Matthew’s fuller account records four additional stories of Jesus to illustrate the various aspects of the course of the age and His return to earth: The Wise and Foolish Servants (24:45-51), The Wise and Foolish Virgins (25:1-13), The Talents (25:14-30), and The Sheep and The Goats (25:31-46).

Altogether, in the Olivet Discourse, Jesus tells us the five ways we are to live in the course of our age: (1) Act responsibly (the wise servant), (2) Be prepared for Him at any moment (the wise virgins), (3) Be prepared to live a normal lifetime (the talents), (4) Act compassionately (treating those in need as if they were Jesus himself), and (5) Be prepared to suffer (Mark 13:9-13).

Jesus’ use of stories plants firmly in our memories the lessons He taught about the future. In particular, Mark’s account of the fig tree as a metaphor for the close of the age tells us human history is coming to a point of culmination.

The blooming fig tree represents the flowering of the four “things” Jesus refers to that mark the course of the age following His ascension into heaven until He returns: trouble in religion (deception and false christs), trouble in society (ethnic and political conflicts), trouble in nature (earthquakes, famines, pestilences), and trouble for disciples (persecution from government, religion, family and society).

In Mark 13:8, Jesus identified these four “things” or “markers” as “the beginning of birth pains.” Drawing from His analogy of birth pains, we know that as a mother’s labor continues the contractions come more rapidly and the pain becomes more intense. As Mark’s account of the Olivet Discourse draws to a close, the analogy switches from birth pains to the fig tree blossoming — in other words, the discourse shifts from the beginning of the end time to the close of the end time.

How do we apply this to our own lives, here and now?

First, Jesus is essentially telling every generation — because every generation lives with these “markers” or “things” — that we are to consider ourselves as living at the end. We are always “right at the door.” Eternity could come to us in a moment of time.

Thus, as Christians, we are to live with our bags always packed for the journey home!

Second, there is coming a last generation. We could be that generation. Certainly, in our time, the birth pangs of human history are becoming far more intense and more closely compacted together.
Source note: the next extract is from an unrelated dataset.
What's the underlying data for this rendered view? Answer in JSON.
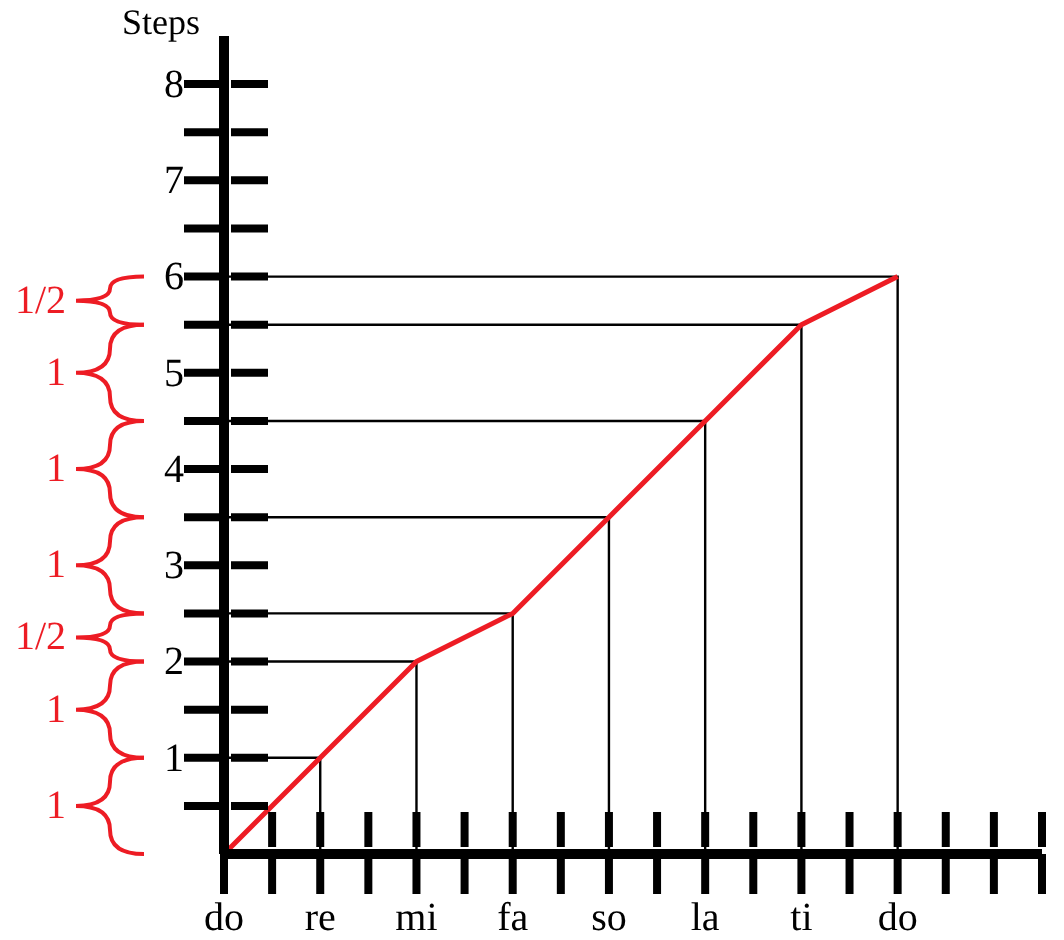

The flowering fig tree story puts us on alert as we see the signs intensify that Jesus told us would herald the end of the age.

The good news is that Jesus is the Lord and has the times in His hand!

A prayer of response
Lord Jesus, if today is the day, I know You will welcome me home. Thank You for the gift of life eternal!

DR. GEORGE O. WOOD is general superintendent of the Assemblies of God.